- Theatrical release poster
- Directed by: Don Weis
- Screenplay by: Ronald Alexander
- Based on: Time Out for Ginger by Ronald Alexander
- Produced by: Peter Lawford (executive)
- Starring: Patty Duke; Jim Backus; Jane Greer; Warren Berlinger; Billy De Wolfe; Dick Sargent;
- Cinematography: John L. Russell
- Edited by: Adrienne Fazan
- Music by: Dominic Frontiere
- Distributed by: United Artists
- Release date: September 1, 1965;
- Running time: 86 minutes
- Country: United States
- Language: English
- Box office: $1.5 million

= Billie (1965 film) =

1965 film by Don Weis

Billie is a 1965 American musical comedy film directed by Don Weis. Based on the 1952 play Time Out for Ginger by Ronald Alexander, the film stars Patty Duke in the title role.

==Plot==
Billie Carol is a 15-year-old girl who is not like every other teen. With her bobbed haircut, tomboyish behavior, and passion for track running, she distances herself from her fellow female classmates. Instead, she befriends Mike Benson, the newest school student who has recently joined the school athletic team. She gives him advice on how to run faster, and although he is initially reluctant to be taught a man's sport from a girl, he soon notices how gifted she is and is happy to listen to her. One day, the school coach Jones, sees her running on the track, and allows her to be on the team.

The town is shocked by this event, with most people feeling that it is inappropriate for a girl to be associated with athletics. Billie is unaffected by the gossips and criticism, though she feels sad over how much trouble she is causing her father, Howard. Howard is running for Mayor against Charlie Davis, and is harmed by the string of negative publicity. He at first sticks by his daughter's side, but later, as the elections near, attempts to make her quit the team. This upsets Billie, who has immediately been accepted as 'one of the guys' on the team. She reveals that she is able to run quickly due to listening to a fast beat in her head, and teaches the other guys how to do the same. During this process, she grows closer to Mike.

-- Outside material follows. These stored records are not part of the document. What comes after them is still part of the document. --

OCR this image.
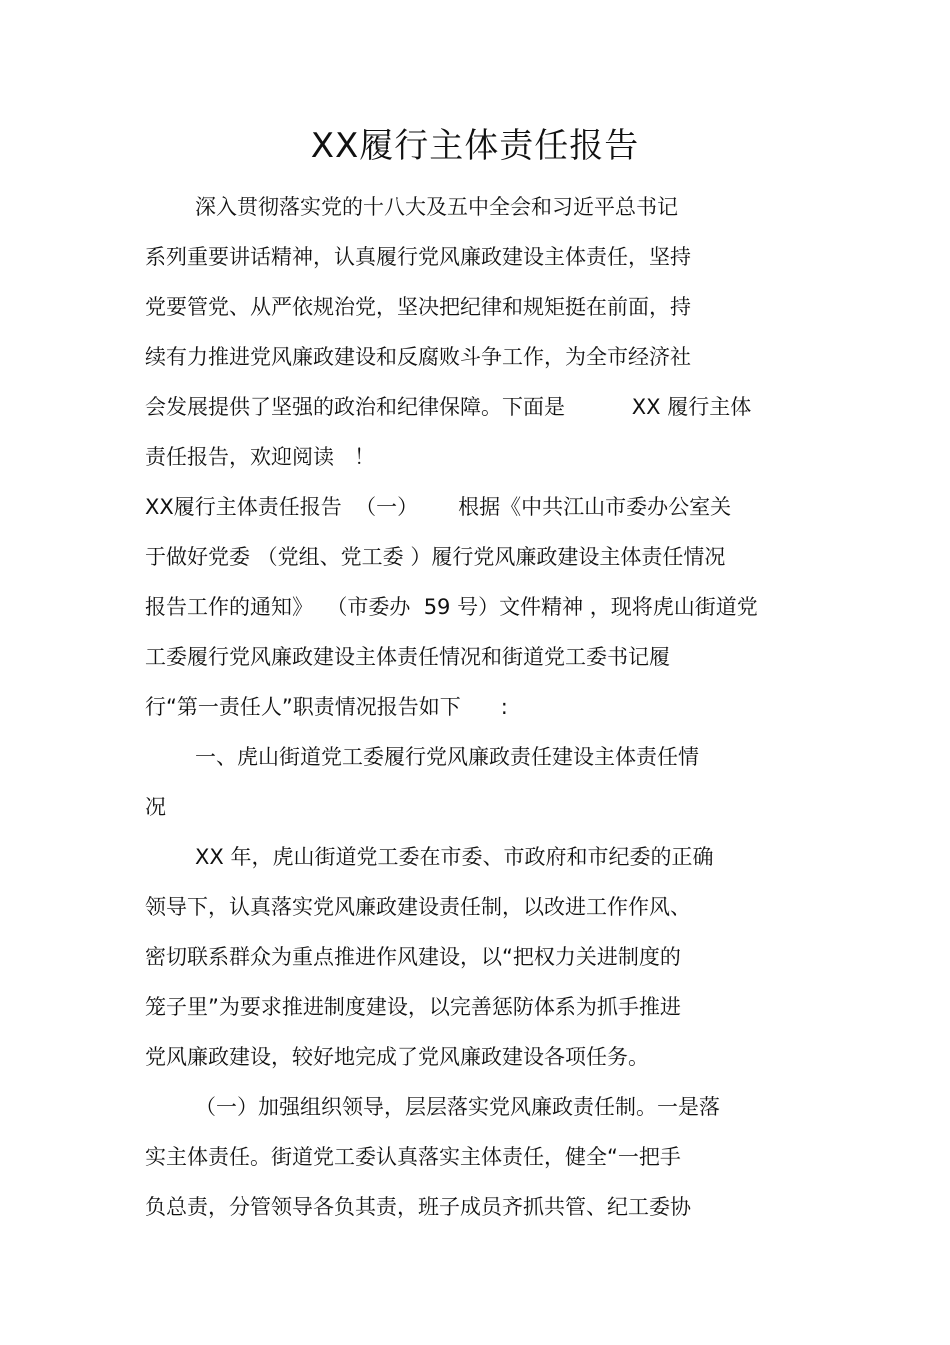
XX履行主体责任报告

深入贯彻落实党的十八大及五中全会和习近平总书记

系列重要讲话精神，认真履行党风廉政建设主体责任，坚持

党要管党、从严依规治党，坚决把纪律和规矩挺在前面，持

续有力推进党风廉政建设和反腐败斗争工作，为全市经济社

会发展提供了坚强的政治和纪律保障。下面是          XX 履行主体

责任报告，欢迎阅读   ！

XX履行主体责任报告  （一）      根据《中共江山市委办公室关

于做好党委 （党组、党工委 ）履行党风廉政建设主体责任情况

报告工作的通知》  （市委办  59 号）文件精神 ，现将虎山街道党

工委履行党风廉政建设主体责任情况和街道党工委书记履

行“第一责任人”职责情况报告如下      :

一、虎山街道党工委履行党风廉政责任建设主体责任情

况

XX 年，虎山街道党工委在市委、市政府和市纪委的正确

领导下，认真落实党风廉政建设责任制，以改进工作作风、

密切联系群众为重点推进作风建设，以“把权力关进制度的

笼子里”为要求推进制度建设，以完善惩防体系为抓手推进

党风廉政建设，较好地完成了党风廉政建设各项任务。

（一）加强组织领导，层层落实党风廉政责任制。一是落

实主体责任。街道党工委认真落实主体责任，健全“一把手

负总责，分管领导各负其责，班子成员齐抓共管、纪工委协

Meanwhile, Billie's older sister, Jean, has returned from college to spend time with her family. Jean admits to her sister that she has been married to a man, Bob Matthews, for seven months. Furthermore, she finds out that she is pregnant with his child. Howard is not aware of Jean's situation and encourages her to date other men, setting her up with Matt Bullitt. When the scandalous news about her pregnancy comes out, Howard's chances of becoming a mayor appear to dwindle. To save her father's career, Jean overcomes her fear and reveals that she has been married to Bob for over a year. Howard is at first shocked and slugs Bob, but later accepts and even embraces the news.

In the end, Billie wins the big match and becomes Mike's girlfriend. Afterward, he makes clear that he has no trouble with the fact that she is better at sports than he is. Howard wins the election, and becomes the town's mayor. His loving and caring wife, Agnes, reveals that she is pregnant at the post-election party.